For the press corps, it’s a return to regular press briefings that are scheduled far enough ahead of time for journalists to actually make it to the White House complex, without setting off a mad dash among reporters to actually get enough people in the room to fill the even fewer number of socially distant seats.
Biden’s press operation — filled with veterans of various roles from when he was vice president to Obama — is signaling an end to the awkward situation in which the official policy statement of the White House is incongruous with what the president says on Twitter.
“I think it’s safe to say that you can expect that President Biden is not going to be breaking news at 1 a.m. on Twitter, so everybody can just take a deep breath and take a step back,” White House communications director Kate Bedingfield said in an interview with The 19th.
Anthony Fauci, the director of the National Institute of Allergy and Infectious Diseases who was such a familiar face in the briefing room early in the pandemic until his message about the severity of the COVID-19 crisis didn’t match Trump’s rhetoric, has returned to the briefing room with the added title of Biden’s chief medical adviser.
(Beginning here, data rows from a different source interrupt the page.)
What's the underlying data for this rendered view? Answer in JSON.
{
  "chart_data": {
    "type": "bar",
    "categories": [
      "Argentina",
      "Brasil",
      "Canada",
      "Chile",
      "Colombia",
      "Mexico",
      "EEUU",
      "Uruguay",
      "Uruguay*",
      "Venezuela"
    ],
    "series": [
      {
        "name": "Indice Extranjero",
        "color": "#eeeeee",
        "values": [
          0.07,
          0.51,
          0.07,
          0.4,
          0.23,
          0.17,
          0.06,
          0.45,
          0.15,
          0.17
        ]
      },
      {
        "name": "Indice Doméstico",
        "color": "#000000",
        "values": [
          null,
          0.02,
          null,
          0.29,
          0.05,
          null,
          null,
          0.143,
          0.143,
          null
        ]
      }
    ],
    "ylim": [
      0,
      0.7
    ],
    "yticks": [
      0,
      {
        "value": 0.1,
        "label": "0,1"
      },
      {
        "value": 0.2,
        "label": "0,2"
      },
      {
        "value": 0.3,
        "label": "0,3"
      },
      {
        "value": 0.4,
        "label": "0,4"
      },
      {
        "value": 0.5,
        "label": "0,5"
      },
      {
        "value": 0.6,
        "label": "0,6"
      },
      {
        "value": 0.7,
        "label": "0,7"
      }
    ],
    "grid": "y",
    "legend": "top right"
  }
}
Fauci made an observation that perhaps could only be made by a well-respected career federal employee who has already received the Presidential Medal of Freedom, some 13 years ago.
“You know, one of the new things in this administration is: If you don’t have the answer, don’t guess; just say you don’t know the answer,” Fauci said Thursday.
Fauci was not as critical of the coronavirus vaccine rollout to date as some of the incoming Biden officials, who have argued that there was no national plan from the Trump team. But Klain, speaking Thursday night on MSNBC, expressed no interest in getting the medical adviser to stick to a defined message.
“What you heard today … most importantly, was Dr. Fauci at that podium telling it like it was, with no handlers, with no one editing his remarks, with no one denying him access to the press. He’s going to speak truthfully about the science, about the state of the disease. That’s what President Biden wants him to do, to tell the truth, tell the American people where we are in this fight, where we have to go, what has to be done.”
Even Klain’s choice of venue for his first interview was instructive, a reminder of how long both the principal and the aide have been around Washington, and Capitol Hill to be specific. Klain was on Lawrence O’Donnell’s MSNBC show. The two men overlapped in the Senate about three decades ago, when O’Donnell was a top aide to Sen. Daniel Patrick Moynihan, D-N.Y., and Klain was working for — you guessed it — Joe Biden.